A former student at C.S.M, who graduated from the MA Fashion course many moons ago, Piras successfully ran his own label – showing at London Fashion Week during the late 90s, and is an in-demand fashion consultant and Creative Director. He has been teaching on the very same MA Fashion course on and off for nearly twenty years, so is uniquely well placed to oversee its future successes. As art colleges across the land open their doors for the new term, i-D catches up with Fabio to find out more.
Tell us about when you were a student at Central Saint Martins…
I came from Switzerland, where I would read magazines like i-D and The Face – i-D was amazing, a world I had no access to at that time, but emotionally it was the kind of world I wanted. So I escaped for a weekend to London, then never went back! I had a year of partying – which wasn’t wasting time, in fact, because going out and clubbing is part of your cultural background. For that generation, you would see people like Leigh Bowery. My favourite clubs were Taboo, Jungle, Pyramid and The Bell. I am afraid of nostalgia, but it was a fantastic time. I worked on my portfolio in my own time, then I applied to Saint Martins for the BA.
What do you think are the biggest challenges facing fashion design students nowadays?
The challenges are the same as ever, but the pressures are bigger. There are more fashion courses than ever. If you were to count the amount of fashion students graduating every year, where are they all going? It must be hard for them to know they are going to be launched so quickly into the professional world. Now you have to experiment quickly and come up with the goods quickly. You can’t make too many mistakes, you might only have one chance.
Are students generally more cautious nowadays, because of the high cost of going to college, for example?
Maybe they have been told by their parents or their bank managers that they should be careful with their finances? You can sense they come to college with that pressure. They should just be and enjoy themselves and be free to make mistakes. Also knowing who they are is important – identity, understanding your aesthetic, your world. They forget that, they worry about if they are going to be the next big thing at fashion week. You should have an ego, but there should be a kind of madness related to it as well, which is expressed creatively.
There is increasing concern among young people about whether or not to go to college, due to the expense, or instead try and teach themselves by using the internet, doing work placements and so on… what do you think about that?
On a personal level, if you really have that energy, if you really have that desire to do fashion or art, then you do it no matter what because that is so much a part of you. At the same time, college is still a wonderful place. You mix with other people, you make friends, that is the base of your career. Your friends later become your colleagues, and you cannot do that if you are working alone. College opens doors.
How do you feel about the ways in which the internet has influenced fashion design?
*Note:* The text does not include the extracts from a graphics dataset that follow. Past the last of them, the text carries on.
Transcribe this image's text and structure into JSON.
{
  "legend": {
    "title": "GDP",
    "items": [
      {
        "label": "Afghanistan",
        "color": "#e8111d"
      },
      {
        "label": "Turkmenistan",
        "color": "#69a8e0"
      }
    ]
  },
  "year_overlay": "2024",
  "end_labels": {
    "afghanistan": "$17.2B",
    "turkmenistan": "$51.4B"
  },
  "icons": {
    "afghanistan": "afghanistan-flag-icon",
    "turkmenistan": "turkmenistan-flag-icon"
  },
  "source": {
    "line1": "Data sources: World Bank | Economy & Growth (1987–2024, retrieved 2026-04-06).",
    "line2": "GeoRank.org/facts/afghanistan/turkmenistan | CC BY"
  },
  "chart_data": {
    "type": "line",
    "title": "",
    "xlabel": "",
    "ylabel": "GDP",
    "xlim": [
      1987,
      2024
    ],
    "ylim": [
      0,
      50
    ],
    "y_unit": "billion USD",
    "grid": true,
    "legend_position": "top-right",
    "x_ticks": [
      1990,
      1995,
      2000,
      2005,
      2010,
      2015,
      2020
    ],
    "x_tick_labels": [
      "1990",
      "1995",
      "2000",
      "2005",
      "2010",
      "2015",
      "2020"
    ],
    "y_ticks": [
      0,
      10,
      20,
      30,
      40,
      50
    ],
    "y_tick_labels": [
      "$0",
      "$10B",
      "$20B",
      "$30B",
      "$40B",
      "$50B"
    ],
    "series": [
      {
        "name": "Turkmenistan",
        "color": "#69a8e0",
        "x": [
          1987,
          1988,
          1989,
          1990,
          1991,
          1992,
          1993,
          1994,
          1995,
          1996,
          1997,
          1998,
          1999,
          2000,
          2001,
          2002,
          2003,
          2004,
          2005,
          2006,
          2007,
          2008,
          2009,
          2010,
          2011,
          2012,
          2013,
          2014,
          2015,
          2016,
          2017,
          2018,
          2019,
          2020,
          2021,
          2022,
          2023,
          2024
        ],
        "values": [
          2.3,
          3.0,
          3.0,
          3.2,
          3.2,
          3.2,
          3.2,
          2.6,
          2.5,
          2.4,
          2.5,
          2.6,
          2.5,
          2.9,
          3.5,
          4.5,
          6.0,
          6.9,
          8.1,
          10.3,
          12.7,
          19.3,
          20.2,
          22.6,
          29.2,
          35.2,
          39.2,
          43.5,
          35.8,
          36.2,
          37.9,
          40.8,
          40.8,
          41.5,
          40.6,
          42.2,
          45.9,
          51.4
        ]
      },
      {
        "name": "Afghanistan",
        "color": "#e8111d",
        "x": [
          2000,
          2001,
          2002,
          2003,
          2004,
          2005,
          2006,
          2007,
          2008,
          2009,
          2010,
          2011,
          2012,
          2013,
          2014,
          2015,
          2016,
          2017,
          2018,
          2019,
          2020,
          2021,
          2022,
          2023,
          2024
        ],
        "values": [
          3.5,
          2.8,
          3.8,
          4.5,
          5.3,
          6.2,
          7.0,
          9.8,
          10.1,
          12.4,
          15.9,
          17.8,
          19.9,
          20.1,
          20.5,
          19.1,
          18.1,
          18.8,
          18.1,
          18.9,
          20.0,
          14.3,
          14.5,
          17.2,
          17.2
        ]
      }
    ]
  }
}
The internet is a wonderful tool because it gives you access and it is never-ending. The problem is, when students just use the internet to check something, get one image, and say, “Here is my research,” nothing triggers anything. We reject it. It forces them to go to the library, to open a book, to take photos of the pages, to be in that environment where you actually bother to check an index.
The internet can provide so much coverage and publicity for a young designer, as soon as they have shown their work. Is that a good thing?
It is and it isn’t. The downfall is that you believe you are happening, but maybe you are not. It is really easy to get coverage now. You have to be a creative entity, no matter what. You can get to the top and might have hundreds of thousands of people following you on social media, or you could have none, but does that make you a less creative person?
Central Saint Martins has such an incredible reputation. The application process for the MA Fashion course must be quite hardcore…
On interview days there is on average about 40 students’ portfolios, on these tables [gestures around studio] each day, for ten days. There are days where you might make an offer to three students, and days where you make an offer to no one. A lot of people are really delusional and what is really horrible is that you can’t blame them for that, because they are young and they have the right to be. But they come from courses and tutors who are delusional, who have given them the wrong training for the past three years. They bring portfolios which are absolutely shocking, and work which is synthetic, cosmetic. There is not a sketch, there has not been a pencil in hand. The computerisation of creative work is so gross! You wonder what they are training to be, because I don’t even think the high street works like that.
How is your vision for the course different from when Louise ran it?
Sometimes I think when people ask me that question, they are expecting some sort of political broadcast! I think you answer that question by doing it. I think that in February the show will be a huge pressure, but at the same time it is a super-positive challenge. And in a completely mad way I am looking forward to it. I have been part of this course since 1995, when I started working with Louise and the team which still exists – a kind of nucleus, tightly knit. I am totally confident that those are people I totally want to work with. At the same time, we have a mission. There has been a level set by the course, and that is what we have to keep going and I am not afraid of that.